Engineers from the University of Colorado, Boulder, US, have created a wearable device that can draw electricity from the human body.
The device, described in the journal Science Advances, is made from a combination of thermoelectric chips, liquid metal as wiring and a variety of carbon-based polymers. It can convert heat from the body into electrical power.
There’s a catch: the device only generates 1 volt per square centimetre of covered skin, so it won’t be charging your car any time soon. But it could be useful for running things like watches and fitness trackers.
It’s also stretchy and self-healing, and fully recyclable – making it a lot more environmentally conscious than ordinary batteries.
“Whenever you use a battery, you’re depleting that battery and will, eventually, need to replace it,” says Jianlang Xiao, senior author on the paper. “The nice thing about our thermoelectric device is that you can wear it, and it provides you with constant power.”
The team has previously made a few other wearable-tech devices, including electronic skin that looks like human skin.
Xiao thinks that these devices could make it to market in the next five to 10 years, after they work out the last few kinks in the design.
Did you know vampire bats will occasionally adopt bat orphans and raise them on their own? This process was caught on camera during a recent study on captive vampire bats in Panama.
The researchers were examining the way vampire bats form social bonds, using individuals captured in different locations.
Two of the females, named Lilith and BD, formed a close social bond in captivity despite never having met before. They shared food and groomed one another. When Lilith died, BD took over the care and feeding of her pup.
Surprisingly, even though she didn’t have a pup of her own, BD was also able to nurse the pup. “Shortly before Lilith died, I noticed that the pup would occasionally climb onto BD, and I suppose this may have initiated a cascade of neuroendocrine mechanisms that caused BD to start lactating,” says Imran Razik, the study’s lead researcher.
La Niña peaking
The 2020–21 La Niña event peaked in October, according to a report from the World Meteorological Organisation. Released last week, the report suggests a high likelihood of a return to neutral El Niño Southern Oscillation conditions by April–June.
La Niña is a large-scale meteorological phenomenon driven by the cooling and shifting of ocean currents in the Pacific Ocean. In eastern and central Australia, it’s linked to more storms and higher rainfall. The reverse condition, El Niño, often happens alongside drought.

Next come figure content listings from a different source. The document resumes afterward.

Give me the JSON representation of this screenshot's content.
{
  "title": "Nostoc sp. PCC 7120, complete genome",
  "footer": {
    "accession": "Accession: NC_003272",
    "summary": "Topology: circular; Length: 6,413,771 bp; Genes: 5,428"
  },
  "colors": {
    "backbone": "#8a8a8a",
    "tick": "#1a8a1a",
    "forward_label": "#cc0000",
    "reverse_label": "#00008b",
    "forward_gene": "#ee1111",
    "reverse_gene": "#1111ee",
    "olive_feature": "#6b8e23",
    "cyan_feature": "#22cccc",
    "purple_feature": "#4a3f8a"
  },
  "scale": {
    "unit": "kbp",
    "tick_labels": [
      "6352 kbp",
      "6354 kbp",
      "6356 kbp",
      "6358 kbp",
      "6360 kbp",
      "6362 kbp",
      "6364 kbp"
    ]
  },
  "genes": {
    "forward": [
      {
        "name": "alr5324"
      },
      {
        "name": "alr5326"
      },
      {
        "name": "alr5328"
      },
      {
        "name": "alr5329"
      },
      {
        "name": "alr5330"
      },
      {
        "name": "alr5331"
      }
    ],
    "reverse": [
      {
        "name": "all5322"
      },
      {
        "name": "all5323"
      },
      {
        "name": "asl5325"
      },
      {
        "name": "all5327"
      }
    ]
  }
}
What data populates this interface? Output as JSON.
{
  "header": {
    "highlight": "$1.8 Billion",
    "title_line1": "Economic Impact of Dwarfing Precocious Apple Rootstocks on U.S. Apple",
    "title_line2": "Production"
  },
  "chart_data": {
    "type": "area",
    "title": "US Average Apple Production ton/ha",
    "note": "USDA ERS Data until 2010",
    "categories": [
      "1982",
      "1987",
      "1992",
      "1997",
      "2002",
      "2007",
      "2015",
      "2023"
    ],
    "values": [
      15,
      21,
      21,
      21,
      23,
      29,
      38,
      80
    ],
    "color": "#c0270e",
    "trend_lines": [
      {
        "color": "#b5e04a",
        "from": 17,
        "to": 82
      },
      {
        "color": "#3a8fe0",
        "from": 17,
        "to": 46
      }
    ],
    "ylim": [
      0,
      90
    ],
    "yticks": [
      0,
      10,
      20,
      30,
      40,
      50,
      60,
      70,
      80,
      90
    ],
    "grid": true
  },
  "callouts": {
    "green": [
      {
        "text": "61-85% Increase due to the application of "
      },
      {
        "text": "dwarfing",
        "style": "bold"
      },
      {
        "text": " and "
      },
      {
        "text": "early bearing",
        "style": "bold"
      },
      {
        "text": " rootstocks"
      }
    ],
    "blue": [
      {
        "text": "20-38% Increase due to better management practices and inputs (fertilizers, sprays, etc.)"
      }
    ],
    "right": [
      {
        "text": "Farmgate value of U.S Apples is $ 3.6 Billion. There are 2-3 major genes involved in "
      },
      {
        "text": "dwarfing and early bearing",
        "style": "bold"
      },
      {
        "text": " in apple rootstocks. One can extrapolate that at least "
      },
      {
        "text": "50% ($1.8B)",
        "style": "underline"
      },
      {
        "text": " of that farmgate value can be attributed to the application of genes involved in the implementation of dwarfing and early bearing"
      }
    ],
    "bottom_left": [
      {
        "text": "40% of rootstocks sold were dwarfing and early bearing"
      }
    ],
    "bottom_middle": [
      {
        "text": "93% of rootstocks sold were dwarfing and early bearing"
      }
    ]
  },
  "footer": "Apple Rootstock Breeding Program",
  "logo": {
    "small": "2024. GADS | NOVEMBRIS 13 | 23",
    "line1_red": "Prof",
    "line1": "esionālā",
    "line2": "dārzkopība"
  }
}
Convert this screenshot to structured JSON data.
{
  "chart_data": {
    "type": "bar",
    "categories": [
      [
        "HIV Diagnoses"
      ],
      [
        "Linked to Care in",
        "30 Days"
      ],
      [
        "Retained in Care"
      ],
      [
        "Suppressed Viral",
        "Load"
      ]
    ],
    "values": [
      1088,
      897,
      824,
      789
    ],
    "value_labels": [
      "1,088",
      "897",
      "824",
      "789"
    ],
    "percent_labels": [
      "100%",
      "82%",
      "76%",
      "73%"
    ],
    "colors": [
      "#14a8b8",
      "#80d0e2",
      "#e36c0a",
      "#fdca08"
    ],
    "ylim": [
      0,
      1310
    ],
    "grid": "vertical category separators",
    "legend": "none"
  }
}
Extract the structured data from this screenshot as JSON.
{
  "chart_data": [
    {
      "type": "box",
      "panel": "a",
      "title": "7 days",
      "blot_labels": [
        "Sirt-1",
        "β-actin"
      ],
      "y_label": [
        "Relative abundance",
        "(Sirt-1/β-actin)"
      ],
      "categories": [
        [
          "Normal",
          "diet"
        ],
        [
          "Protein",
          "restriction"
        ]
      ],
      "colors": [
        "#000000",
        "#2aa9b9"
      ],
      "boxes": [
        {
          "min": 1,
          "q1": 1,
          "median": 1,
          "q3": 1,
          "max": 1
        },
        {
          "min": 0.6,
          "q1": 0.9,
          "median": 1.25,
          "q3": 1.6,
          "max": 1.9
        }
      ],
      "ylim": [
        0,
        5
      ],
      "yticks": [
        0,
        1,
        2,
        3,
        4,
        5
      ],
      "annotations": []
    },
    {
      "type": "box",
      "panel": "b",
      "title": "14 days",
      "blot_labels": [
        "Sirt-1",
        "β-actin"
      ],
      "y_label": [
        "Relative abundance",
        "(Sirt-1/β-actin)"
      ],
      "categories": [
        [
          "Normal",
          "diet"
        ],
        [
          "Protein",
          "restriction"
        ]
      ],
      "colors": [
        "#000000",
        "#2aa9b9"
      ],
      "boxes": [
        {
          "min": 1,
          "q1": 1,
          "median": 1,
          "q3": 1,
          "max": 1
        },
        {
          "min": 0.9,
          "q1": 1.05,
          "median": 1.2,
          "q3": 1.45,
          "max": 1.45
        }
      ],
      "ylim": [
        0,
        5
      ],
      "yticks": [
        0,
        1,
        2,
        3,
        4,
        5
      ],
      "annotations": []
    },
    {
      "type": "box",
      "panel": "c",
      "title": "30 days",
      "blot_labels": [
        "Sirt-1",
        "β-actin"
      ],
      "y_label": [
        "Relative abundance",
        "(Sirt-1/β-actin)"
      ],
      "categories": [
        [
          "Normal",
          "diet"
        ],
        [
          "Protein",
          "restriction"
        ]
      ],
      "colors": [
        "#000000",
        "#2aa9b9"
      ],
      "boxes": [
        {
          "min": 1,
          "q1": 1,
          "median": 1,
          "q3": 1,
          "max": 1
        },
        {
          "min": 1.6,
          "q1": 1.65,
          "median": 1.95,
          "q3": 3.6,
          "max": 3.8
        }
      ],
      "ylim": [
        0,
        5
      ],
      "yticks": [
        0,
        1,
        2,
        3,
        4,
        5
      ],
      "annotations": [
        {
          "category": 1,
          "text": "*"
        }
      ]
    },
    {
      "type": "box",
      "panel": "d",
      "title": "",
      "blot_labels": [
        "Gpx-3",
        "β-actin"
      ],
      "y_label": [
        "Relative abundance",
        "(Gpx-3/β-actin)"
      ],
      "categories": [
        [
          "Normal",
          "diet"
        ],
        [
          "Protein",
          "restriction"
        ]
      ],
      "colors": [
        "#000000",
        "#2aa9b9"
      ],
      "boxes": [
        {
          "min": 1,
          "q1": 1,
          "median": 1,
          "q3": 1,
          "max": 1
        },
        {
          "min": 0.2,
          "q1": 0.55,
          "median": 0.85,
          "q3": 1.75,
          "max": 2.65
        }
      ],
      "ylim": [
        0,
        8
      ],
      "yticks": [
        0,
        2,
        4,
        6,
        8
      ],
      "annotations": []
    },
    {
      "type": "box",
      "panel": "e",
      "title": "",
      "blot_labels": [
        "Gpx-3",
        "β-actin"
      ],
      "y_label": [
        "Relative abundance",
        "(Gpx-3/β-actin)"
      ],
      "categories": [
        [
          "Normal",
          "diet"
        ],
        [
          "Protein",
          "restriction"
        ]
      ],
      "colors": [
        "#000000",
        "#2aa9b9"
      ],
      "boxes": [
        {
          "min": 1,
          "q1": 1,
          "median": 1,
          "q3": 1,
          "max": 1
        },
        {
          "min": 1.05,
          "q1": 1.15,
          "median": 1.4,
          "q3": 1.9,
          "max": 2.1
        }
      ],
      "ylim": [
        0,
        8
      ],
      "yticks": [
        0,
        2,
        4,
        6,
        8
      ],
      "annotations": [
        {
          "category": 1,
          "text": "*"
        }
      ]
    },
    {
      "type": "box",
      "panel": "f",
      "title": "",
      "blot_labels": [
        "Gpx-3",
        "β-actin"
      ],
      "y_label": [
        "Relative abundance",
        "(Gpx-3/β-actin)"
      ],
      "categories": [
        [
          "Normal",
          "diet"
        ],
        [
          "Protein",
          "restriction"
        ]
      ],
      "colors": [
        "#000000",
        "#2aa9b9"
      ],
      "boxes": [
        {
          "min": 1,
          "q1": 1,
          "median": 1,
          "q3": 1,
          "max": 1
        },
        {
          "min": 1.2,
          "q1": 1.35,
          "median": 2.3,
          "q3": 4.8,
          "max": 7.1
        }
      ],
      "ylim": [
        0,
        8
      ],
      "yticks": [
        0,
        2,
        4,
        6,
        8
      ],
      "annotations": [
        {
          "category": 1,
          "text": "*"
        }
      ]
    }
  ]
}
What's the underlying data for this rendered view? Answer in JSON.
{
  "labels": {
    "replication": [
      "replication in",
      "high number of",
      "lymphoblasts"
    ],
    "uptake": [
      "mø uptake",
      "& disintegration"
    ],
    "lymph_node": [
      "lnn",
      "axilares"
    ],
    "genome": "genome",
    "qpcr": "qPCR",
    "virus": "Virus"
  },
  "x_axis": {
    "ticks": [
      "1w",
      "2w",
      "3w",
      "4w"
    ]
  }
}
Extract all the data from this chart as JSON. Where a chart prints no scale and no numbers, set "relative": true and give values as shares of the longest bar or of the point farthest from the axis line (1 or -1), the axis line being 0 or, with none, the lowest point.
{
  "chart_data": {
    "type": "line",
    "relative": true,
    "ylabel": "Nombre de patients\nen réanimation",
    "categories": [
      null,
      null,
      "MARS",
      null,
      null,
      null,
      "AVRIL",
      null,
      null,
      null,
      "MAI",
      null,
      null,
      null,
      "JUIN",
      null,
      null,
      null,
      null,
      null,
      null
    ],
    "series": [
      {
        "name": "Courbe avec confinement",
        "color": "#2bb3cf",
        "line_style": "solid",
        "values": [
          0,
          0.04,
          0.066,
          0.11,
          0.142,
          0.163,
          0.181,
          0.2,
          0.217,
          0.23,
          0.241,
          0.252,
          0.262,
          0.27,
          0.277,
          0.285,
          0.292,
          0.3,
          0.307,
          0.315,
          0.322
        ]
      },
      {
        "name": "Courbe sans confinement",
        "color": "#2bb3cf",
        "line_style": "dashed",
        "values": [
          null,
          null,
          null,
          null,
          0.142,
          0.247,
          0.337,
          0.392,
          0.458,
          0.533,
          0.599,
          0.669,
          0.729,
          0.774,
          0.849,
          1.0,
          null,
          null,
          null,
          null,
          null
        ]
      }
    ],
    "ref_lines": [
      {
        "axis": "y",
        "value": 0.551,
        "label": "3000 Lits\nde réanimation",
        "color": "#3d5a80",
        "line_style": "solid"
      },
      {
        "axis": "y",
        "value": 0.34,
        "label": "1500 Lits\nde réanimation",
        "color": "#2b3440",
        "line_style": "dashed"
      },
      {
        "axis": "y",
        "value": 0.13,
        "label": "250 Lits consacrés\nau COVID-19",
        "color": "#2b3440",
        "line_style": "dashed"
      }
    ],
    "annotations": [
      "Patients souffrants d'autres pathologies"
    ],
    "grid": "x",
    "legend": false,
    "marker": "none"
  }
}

While La Niña has a global cooling effect, 2020 was still one of the top three hottest years on record thanks to climate change.
Detailed dog genetics
Humanity’s love for dogs meant that the genome of Canis familiaris was one of the first to be fully sequenced, in the early 2000s. But the genome is composed of tens of thousands of genes, leaving a lot of space for gaps and inaccuracies, and we’ve learned a lot more in the years since.
A new paper published in Communications Biology fills a lot of these gaps with a new and improved dog reference genome. According to the authors, the old genome had 23,000 gaps. The new genome, sequenced from a German Shepherd named Mischka, has just 585.
“We can think of the genome as a book,” says Jennifer Meadows, the study lead author. “In the previous assembly, many words and sometimes whole sentences were in the wrong order or even missing. Long-read technology allowed us to read whole paragraphs at once, greatly improving our comprehension of the genome.”
Social and long-lived giraffes
A five-year study on female giraffes in Tanzania has found that those with lots of friends have higher survival rates than more isolated individuals.
“Grouping with more females, called gregariousness, is correlated with better survival of female giraffes, even as group membership is frequently changing,” says study leader Monica Bond.
There could be a few different reasons for this longevity – including sharing food locations, protection from predators, caring for young and reduced harassment from male giraffes.
The researchers mapped the social behaviours of the giraffes using network analysis algorithms, similar to those used by social media platforms. They found the giraffes’ social benefits were similar to those of humans and other primates. “It seems to be beneficial for female giraffes to connect with a greater number of others and develop a sense of larger community, but without a strong sense of exclusive subgroup affiliation,” says Bond.
Giraffes that lived closer to towns, however, had lower survival rates. This could be because of poaching, which is the leading cause of death in adult female giraffes.